Immigration law changed in 1986. Harman subsequently hired the immigrant nanny from England. On Thursday, Harman aides said her recollection is that the nanny worked in her Washington home from 1989 to 1992--the same year Harman was first elected to Congress from a district in the South Bay.

Harman has four children from two marriages. Aides said the nanny was hired to care for the two youngest children she had with her current husband, Sidney Harman, founder of a major audio electronics company.

When her nanny needed help obtaining work papers, the congresswoman said, Harman hired Washington attorney Lynda Zengerle to assist the woman.

Kuwata said the candidate believes that the woman was in the country legally when she worked in the Harmans' home, even though she did not have proper working papers.

The campaign was unable Thursday to release documents that might support Harman's case.
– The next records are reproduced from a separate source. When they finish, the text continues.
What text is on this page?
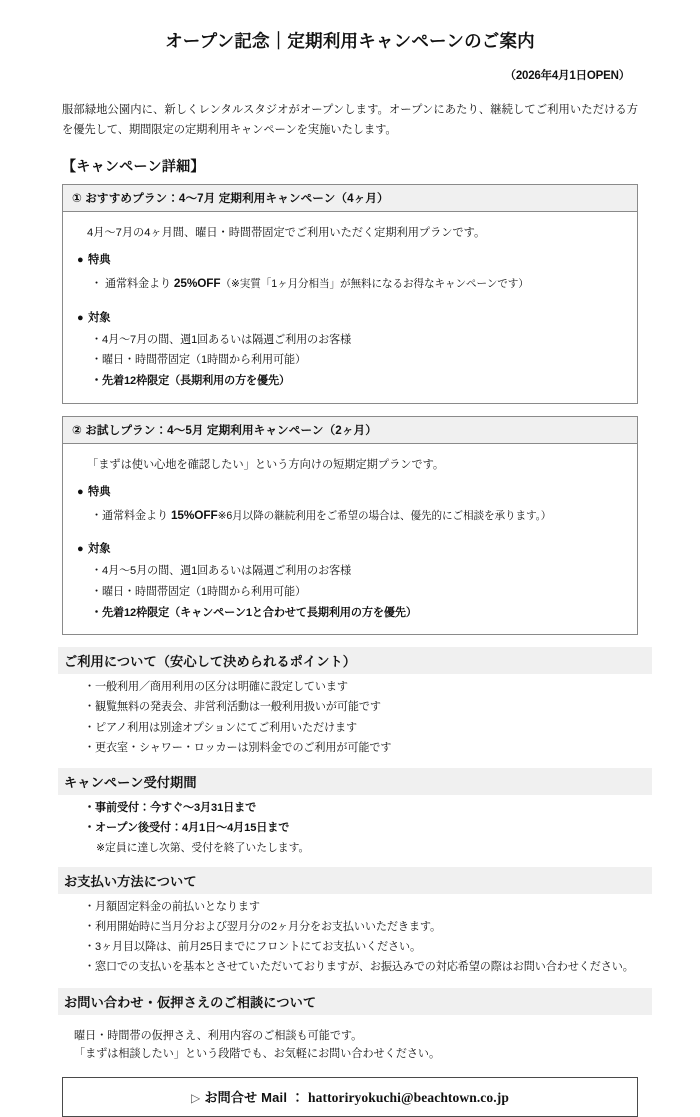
オープン記念｜定期利用キャンペーンのご案内
（2026年4月1日OPEN）

服部緑地公園内に、新しくレンタルスタジオがオープンします。オープンにあたり、継続してご利用いただける方を優先して、期間限定の定期利用キャンペーンを実施いたします。

【キャンペーン詳細】
① おすすめプラン：4〜7月 定期利用キャンペーン（4ヶ月）
4月〜7月の4ヶ月間、曜日・時間帯固定でご利用いただく定期利用プランです。
● 特典
・ 通常料金より 25%OFF（※実質「1ヶ月分相当」が無料になるお得なキャンペーンです）
● 対象
・4月〜7月の間、週1回あるいは隔週ご利用のお客様
・曜日・時間帯固定（1時間から利用可能）
・先着12枠限定（長期利用の方を優先）
② お試しプラン：4〜5月 定期利用キャンペーン（2ヶ月）
「まずは使い心地を確認したい」という方向けの短期定期プランです。
● 特典
・通常料金より 15%OFF※6月以降の継続利用をご希望の場合は、優先的にご相談を承ります。）
● 対象
・4月〜5月の間、週1回あるいは隔週ご利用のお客様
・曜日・時間帯固定（1時間から利用可能）
・先着12枠限定（キャンペーン1と合わせて長期利用の方を優先）
ご利用について（安心して決められるポイント）
・一般利用／商用利用の区分は明確に設定しています
・観覧無料の発表会、非営利活動は一般利用扱いが可能です
・ピアノ利用は別途オプションにてご利用いただけます
・更衣室・シャワー・ロッカーは別料金でのご利用が可能です
キャンペーン受付期間
・事前受付：今すぐ〜3月31日まで
・オープン後受付：4月1日〜4月15日まで
※定員に達し次第、受付を終了いたします。
お支払い方法について
・月額固定料金の前払いとなります
・利用開始時に当月分および翌月分の2ヶ月分をお支払いいただきます。
・3ヶ月目以降は、前月25日までにフロントにてお支払いください。
・窓口での支払いを基本とさせていただいておりますが、お振込みでの対応希望の際はお問い合わせください。
お問い合わせ・仮押さえのご相談について
曜日・時間帯の仮押さえ、利用内容のご相談も可能です。
「まずは相談したい」という段階でも、お気軽にお問い合わせください。
▷ お問合せ Mail ： hattoriryokuchi@beachtown.co.jp
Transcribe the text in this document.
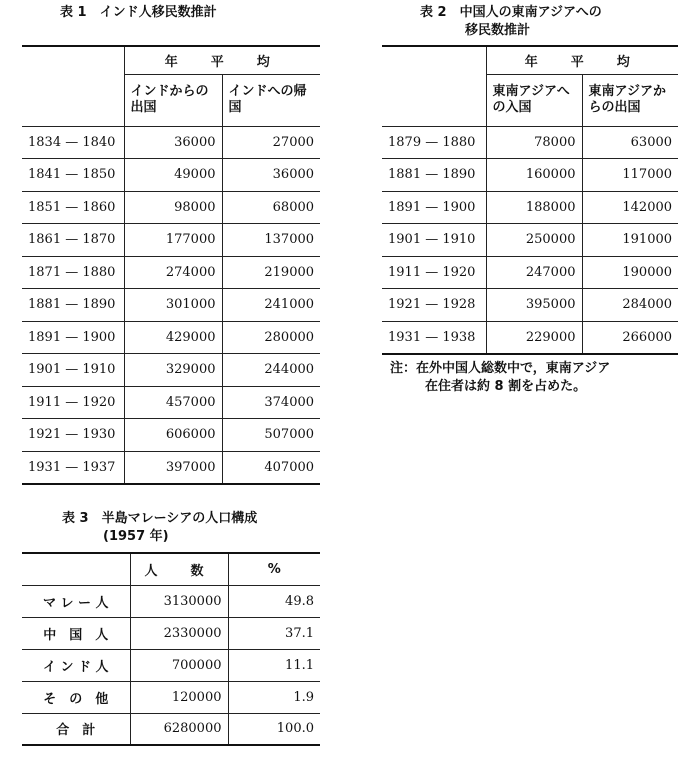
表 1　インド人移民数推計
	年　平　均	
	インドからの出国	インドへの帰国
1834 — 1840	36000	27000
1841 — 1850	49000	36000
1851 — 1860	98000	68000
1861 — 1870	177000	137000
1871 — 1880	274000	219000
1881 — 1890	301000	241000
1891 — 1900	429000	280000
1901 — 1910	329000	244000
1911 — 1920	457000	374000
1921 — 1930	606000	507000
1931 — 1937	397000	407000
表 2　中国人の東南アジアへの
移民数推計
	年　平　均	
	東南アジアへの入国	東南アジアからの出国
1879 — 1880	78000	63000
1881 — 1890	160000	117000
1891 — 1900	188000	142000
1901 — 1910	250000	191000
1911 — 1920	247000	190000
1921 — 1928	395000	284000
1931 — 1938	229000	266000
注：在外中国人総数中で，東南アジア
在住者は約 8 割を占めた。
表 3　半島マレーシアの人口構成
(1957 年)
	人　数	%
マ レ ー 人	3130000	49.8
中　国　人	2330000	37.1
イ ン ド 人	700000	11.1
そ　の　他	120000	1.9
合　計	6280000	100.0
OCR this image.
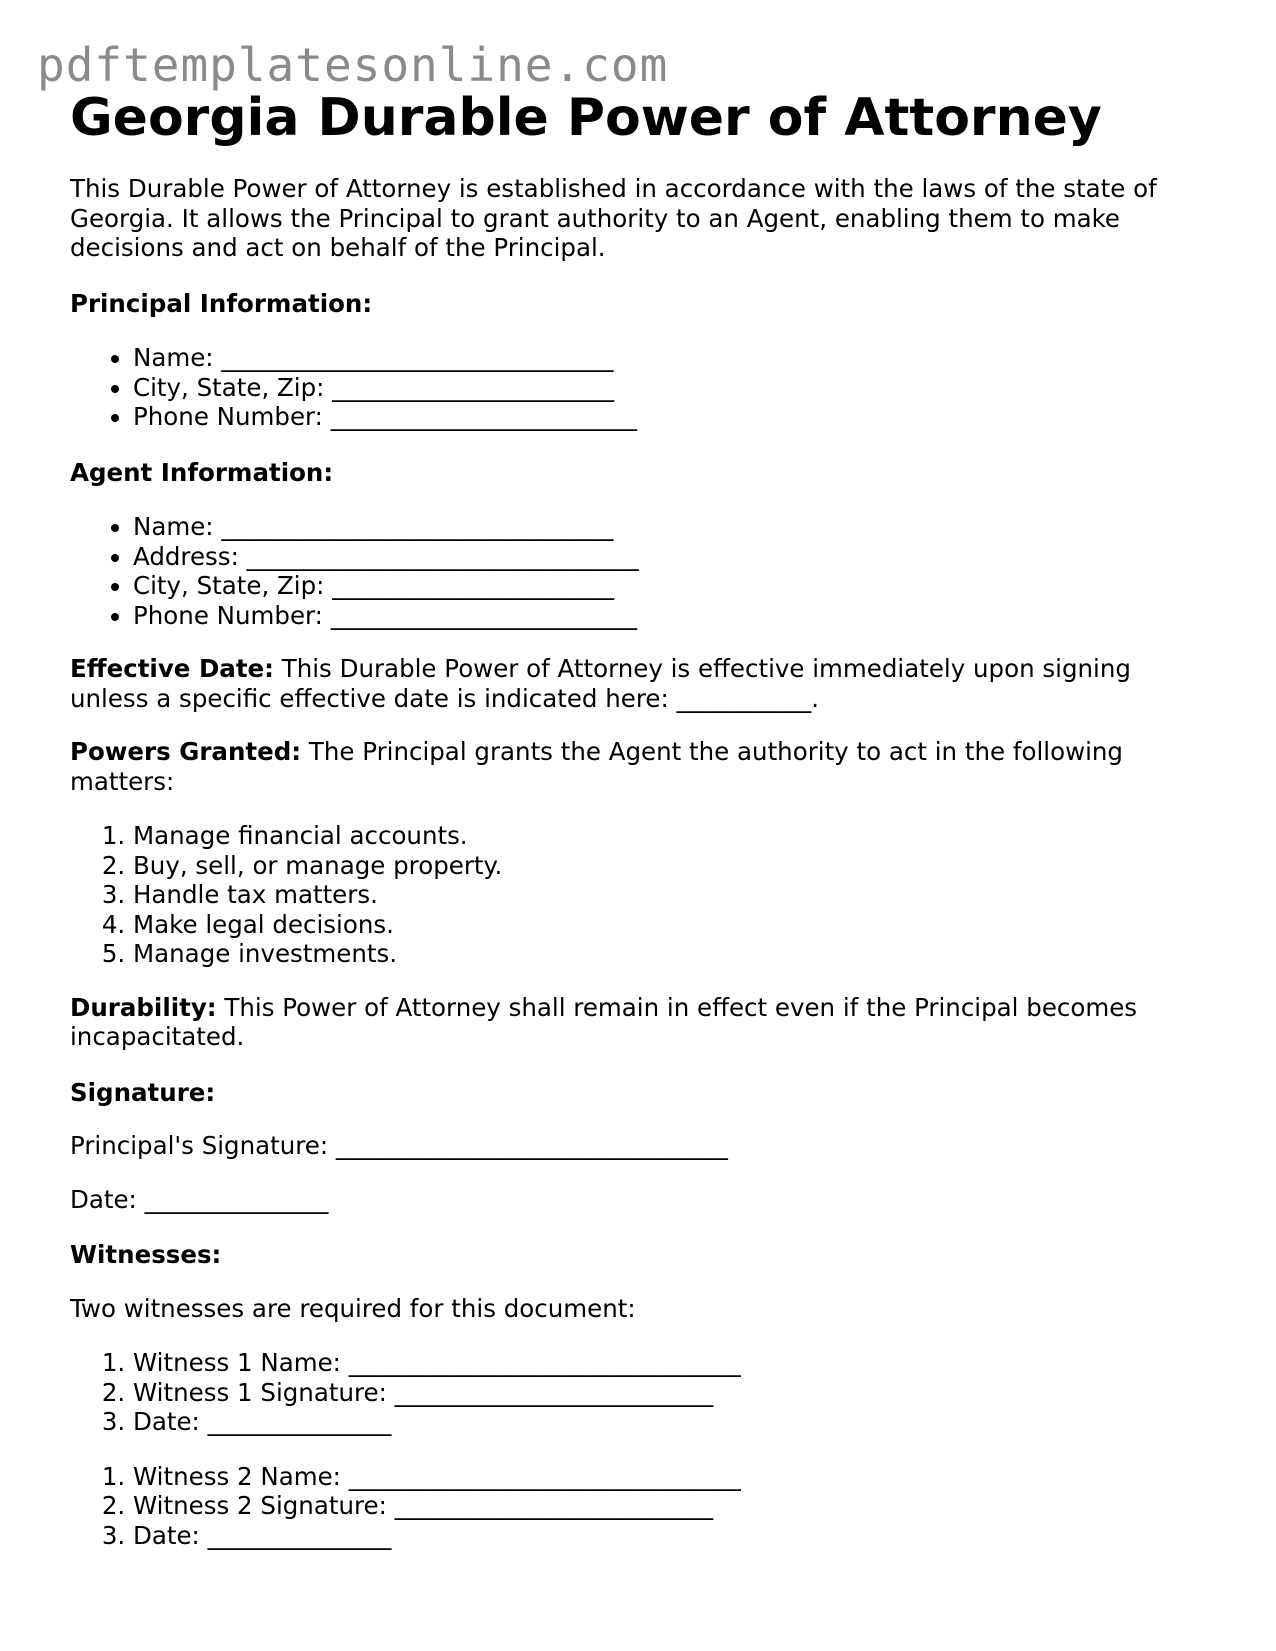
pdftemplatesonline.com
Georgia Durable Power of Attorney

This Durable Power of Attorney is established in accordance with the laws of the state of Georgia. It allows the Principal to grant authority to an Agent, enabling them to make decisions and act on behalf of the Principal.

Principal Information:

• Name: ________________________________
• City, State, Zip: _______________________
• Phone Number: _________________________

Agent Information:

• Name: ________________________________
• Address: ________________________________
• City, State, Zip: _______________________
• Phone Number: _________________________

Effective Date: This Durable Power of Attorney is effective immediately upon signing unless a specific effective date is indicated here: ___________.

Powers Granted: The Principal grants the Agent the authority to act in the following matters:

1. Manage financial accounts.
2. Buy, sell, or manage property.
3. Handle tax matters.
4. Make legal decisions.
5. Manage investments.

Durability: This Power of Attorney shall remain in effect even if the Principal becomes incapacitated.

Signature:

Principal's Signature: ________________________________

Date: _______________

Witnesses:

Two witnesses are required for this document:

1. Witness 1 Name: ________________________________
2. Witness 1 Signature: __________________________
3. Date: _______________
1. Witness 2 Name: ________________________________
2. Witness 2 Signature: __________________________
3. Date: _______________
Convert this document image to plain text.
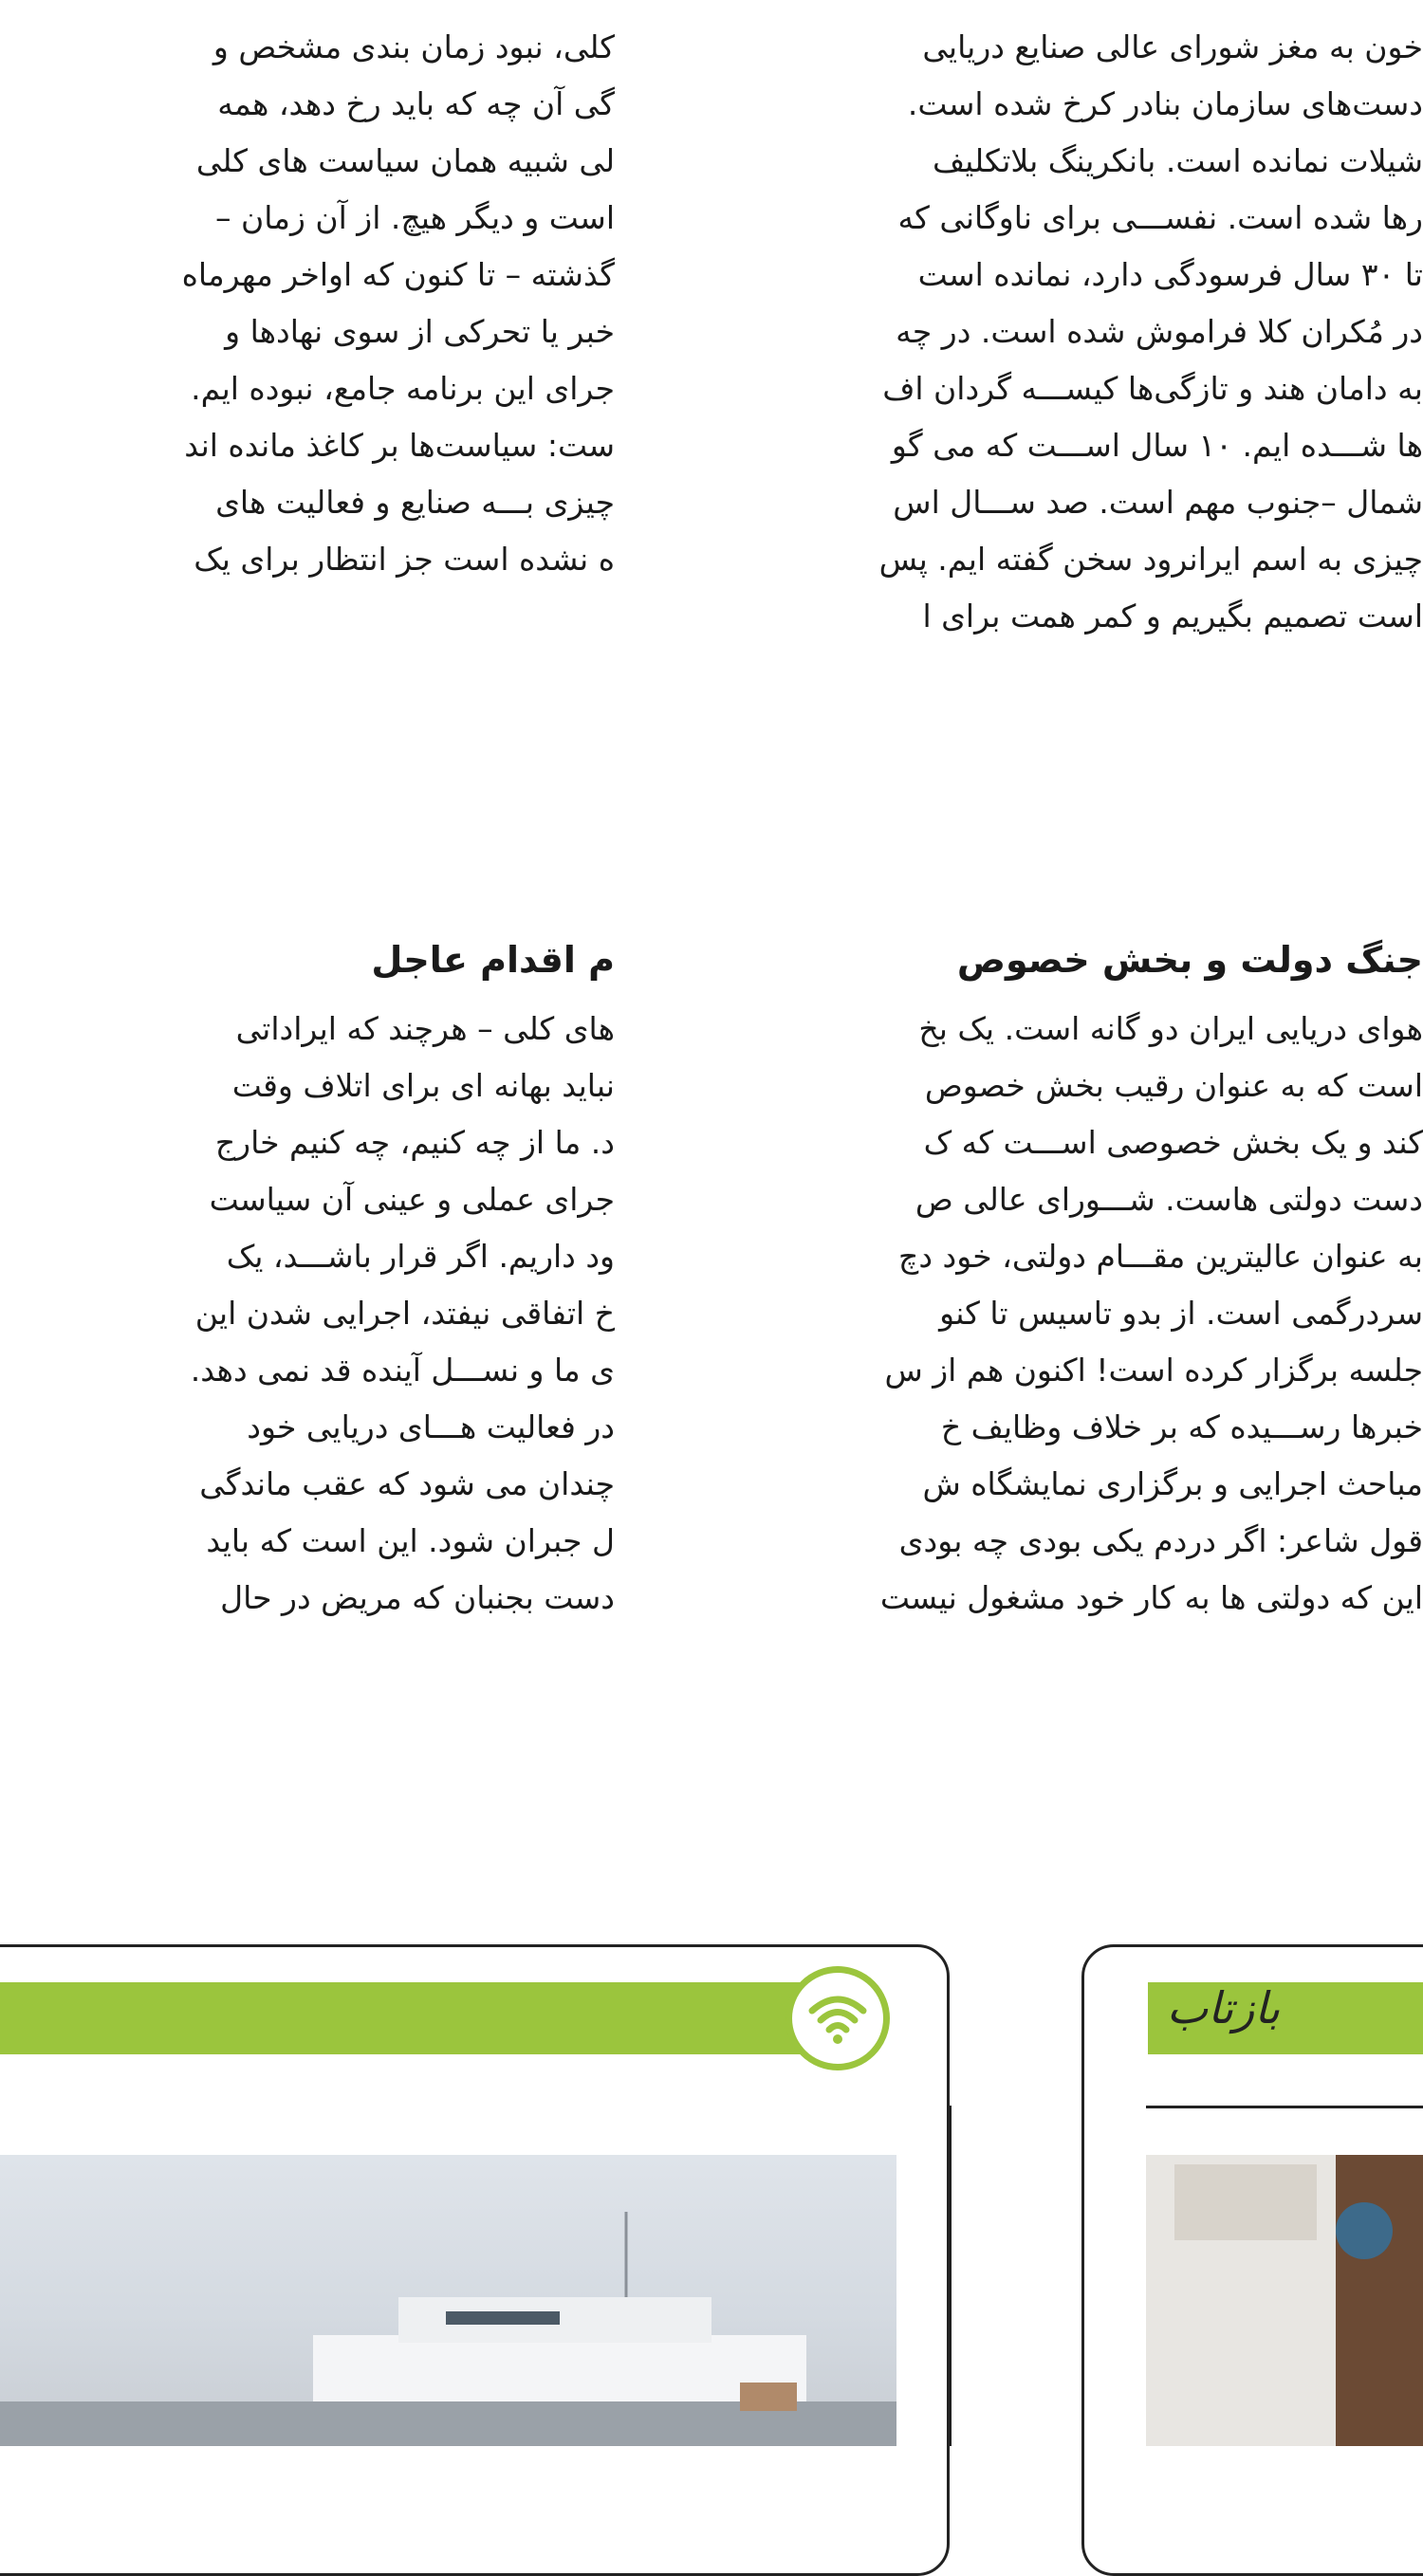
خون به مغز شورای عالی صنایع دریایی
دست‌های سازمان بنادر کرخ شده است.
شیلات نمانده است. بانکرینگ بلاتکلیف
رها شده است. نفســـی برای ناوگانی که
تا ۳۰ سال فرسودگی دارد، نمانده است
در مُکران کلا فراموش شده است. در چه
به دامان هند و تازگی‌ها کیســـه گردان اف
ها شـــده ایم. ۱۰ سال اســـت که می گو
شمال –جنوب مهم است. صد ســـال اس
چیزی به اسم ایرانرود سخن گفته ایم. پس
است تصمیم بگیریم و کمر همت برای ا
کلی، نبود زمان بندی مشخص و
گی آن چه که باید رخ دهد، همه
لی شبیه همان سیاست های کلی
است و دیگر هیچ. از آن زمان –
گذشته – تا کنون که اواخر مهرماه
خبر یا تحرکی از سوی نهادها و
جرای این برنامه جامع، نبوده ایم.
ست: سیاست‌ها بر کاغذ مانده اند
چیزی بـــه صنایع و فعالیت های
ه نشده است جز انتظار برای یک
جنگ دولت و بخش خصوص
م اقدام عاجل
هوای دریایی ایران دو گانه است. یک بخ
است که به عنوان رقیب بخش خصوص
کند و یک بخش خصوصی اســـت که ک
دست دولتی هاست. شـــورای عالی ص
به عنوان عالیترین مقـــام دولتی، خود دچ
سردرگمی است. از بدو تاسیس تا کنو
جلسه برگزار کرده است! اکنون هم از س
خبرها رســـیده که بر خلاف وظایف خ
مباحث اجرایی و برگزاری نمایشگاه ش
قول شاعر: اگر دردم یکی بودی چه بودی
این که دولتی ها به کار خود مشغول نیست
های کلی – هرچند که ایراداتی
نباید بهانه ای برای اتلاف وقت
د. ما از چه کنیم، چه کنیم خارج
جرای عملی و عینی آن سیاست
ود داریم. اگر قرار باشـــد، یک
خ اتفاقی نیفتد، اجرایی شدن این
ی ما و نســـل آینده قد نمی دهد.
در فعالیت هـــای دریایی خود
چندان می شود که عقب ماندگی
ل جبران شود. این است که باید
دست بجنبان که مریض در حال
بازتاب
Employers like Harman are required to have an I-9 form that shows federal authorities that they checked a worker's legal status.

In some cases, American employers can petition the U.S. Department of Labor to allow a worker to immigrate to the United States if they can prove that the skills necessary for the job are not available in this country.

While federal authorities say that is a difficult case to prove for a child's nanny, they also say that exception is sometimes granted.

First, the employer is required to advertise the position for at least three days in a U.S. newspaper. He or she must also submit records of interviews of U.S. applicants and reasons for their disqualification.

If the exception is granted by the Department of Labor, the employer must then apply for work authorization papers from the Immigration and Naturalization Service.

That process became a political issue in California in 1994 when Republican U.S. Senate candidate Mike Huffington acknowledged that he employed an illegal immigrant nanny to care for his two children.

Like Harman, Huffington had applied to the Labor Department for a special exemption for the nanny. In that case, the exemption was granted but--after working for the Huffingtons for more than four years--the woman was dismissed from her job before she received certification papers from the INS.

Huffington also admitted that he had not paid Social Security taxes for his nanny. Harman has said that she did pay such taxes.

For Huffington, the nanny issue also generated political charges of hypocrisy because he had endorsed Proposition 187, the 1994 ballot measure to end most public benefits for illegal immigrants.